Associated: 10-month BTC price lows spark $1B liquidation as Bitcoin eyes $35K CME futures gap

“This can be a risk-off throughout all asset lessons, together with crypto,” Daniel Ives, strategist at Wedbush Securities, told the Monetary Instances, including that digital asset buyers have “nowhere to cover.” He added:

“Some buyers are enjoying crypto like a hedge towards inflation, however it’s buying and selling just like the Nasdaq’s Siamese twin.”

Silver lining amid chaos: Meta

On Could 9, Polygon CEO Ryan Watt announced that they’re partnering with Meta to create a nonfungible token (NFT) platform for Fb and Instagram.

Meta CEO Mark Zuckerberg additionally confirmed that they’ve been “testing digital collectibles for creators and collectors to showcase NFTs on Instagram,” including that comparable options would come to Fb quickly.

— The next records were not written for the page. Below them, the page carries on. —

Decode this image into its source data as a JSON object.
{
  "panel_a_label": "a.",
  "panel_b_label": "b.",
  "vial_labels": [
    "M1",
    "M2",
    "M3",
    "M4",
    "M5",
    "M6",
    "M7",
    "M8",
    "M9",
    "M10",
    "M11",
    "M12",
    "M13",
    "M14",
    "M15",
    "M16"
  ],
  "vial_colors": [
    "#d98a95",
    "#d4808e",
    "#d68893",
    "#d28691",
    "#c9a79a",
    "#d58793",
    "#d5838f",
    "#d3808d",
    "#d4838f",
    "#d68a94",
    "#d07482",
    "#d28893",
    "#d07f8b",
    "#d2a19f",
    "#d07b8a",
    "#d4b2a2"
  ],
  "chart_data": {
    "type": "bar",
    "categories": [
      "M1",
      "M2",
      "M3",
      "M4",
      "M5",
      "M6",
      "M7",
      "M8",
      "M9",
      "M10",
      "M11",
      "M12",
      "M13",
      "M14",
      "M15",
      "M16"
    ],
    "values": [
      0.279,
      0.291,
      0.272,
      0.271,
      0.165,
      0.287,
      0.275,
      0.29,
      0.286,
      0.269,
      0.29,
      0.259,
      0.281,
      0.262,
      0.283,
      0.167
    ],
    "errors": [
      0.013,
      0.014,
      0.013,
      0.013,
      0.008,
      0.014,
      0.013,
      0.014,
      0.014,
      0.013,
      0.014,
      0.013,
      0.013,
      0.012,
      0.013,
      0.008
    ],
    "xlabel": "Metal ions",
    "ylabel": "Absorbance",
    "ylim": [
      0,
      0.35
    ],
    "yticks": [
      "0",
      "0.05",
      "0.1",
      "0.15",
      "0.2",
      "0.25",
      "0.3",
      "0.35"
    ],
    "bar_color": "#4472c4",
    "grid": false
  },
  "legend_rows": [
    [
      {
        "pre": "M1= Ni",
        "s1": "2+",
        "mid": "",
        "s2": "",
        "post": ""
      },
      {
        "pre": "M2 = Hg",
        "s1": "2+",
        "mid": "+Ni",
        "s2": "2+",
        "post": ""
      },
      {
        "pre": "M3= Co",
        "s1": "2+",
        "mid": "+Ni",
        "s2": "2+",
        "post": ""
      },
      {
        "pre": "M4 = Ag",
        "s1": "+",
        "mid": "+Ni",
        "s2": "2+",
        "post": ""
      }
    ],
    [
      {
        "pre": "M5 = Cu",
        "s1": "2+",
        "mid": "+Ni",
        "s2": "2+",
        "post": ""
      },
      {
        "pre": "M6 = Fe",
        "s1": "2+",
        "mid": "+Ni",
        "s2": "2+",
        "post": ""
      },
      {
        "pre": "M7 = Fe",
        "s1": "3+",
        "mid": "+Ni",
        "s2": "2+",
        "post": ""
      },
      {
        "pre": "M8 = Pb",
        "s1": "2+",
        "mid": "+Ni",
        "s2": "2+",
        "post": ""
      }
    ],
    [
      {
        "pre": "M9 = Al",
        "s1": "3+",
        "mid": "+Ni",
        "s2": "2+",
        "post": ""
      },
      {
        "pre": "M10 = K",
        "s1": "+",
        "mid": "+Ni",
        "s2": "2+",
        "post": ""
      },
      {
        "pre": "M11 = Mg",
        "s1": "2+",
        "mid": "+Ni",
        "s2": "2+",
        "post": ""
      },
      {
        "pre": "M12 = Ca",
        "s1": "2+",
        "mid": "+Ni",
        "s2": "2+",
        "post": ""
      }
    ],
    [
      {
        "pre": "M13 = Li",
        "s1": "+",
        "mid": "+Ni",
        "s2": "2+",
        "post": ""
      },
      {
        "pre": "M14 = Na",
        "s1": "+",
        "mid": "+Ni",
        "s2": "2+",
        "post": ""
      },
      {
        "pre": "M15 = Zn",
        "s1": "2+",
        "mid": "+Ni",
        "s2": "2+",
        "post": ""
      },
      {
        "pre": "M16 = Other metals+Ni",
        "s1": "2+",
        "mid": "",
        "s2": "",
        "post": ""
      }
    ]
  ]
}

The hype might assist MATIC type a robust value flooring.

However from a technical perspective, MATIC dangers bearish continuation towards $0.615 in Could.

MATIC/USD weekly value chart. Supply: TradingView

In the meantime, a bullish affirmation appears much less prone to seem until the token reclaims its 50-week exponential shifting common (50-week EMA; the pink wave) close to $1.37 as assist.

The views and opinions expressed listed here are solely these of the creator and don’t essentially mirror the views of Cointelegraph.com. Each funding and buying and selling transfer includes threat, you need to conduct your individual analysis when making a call.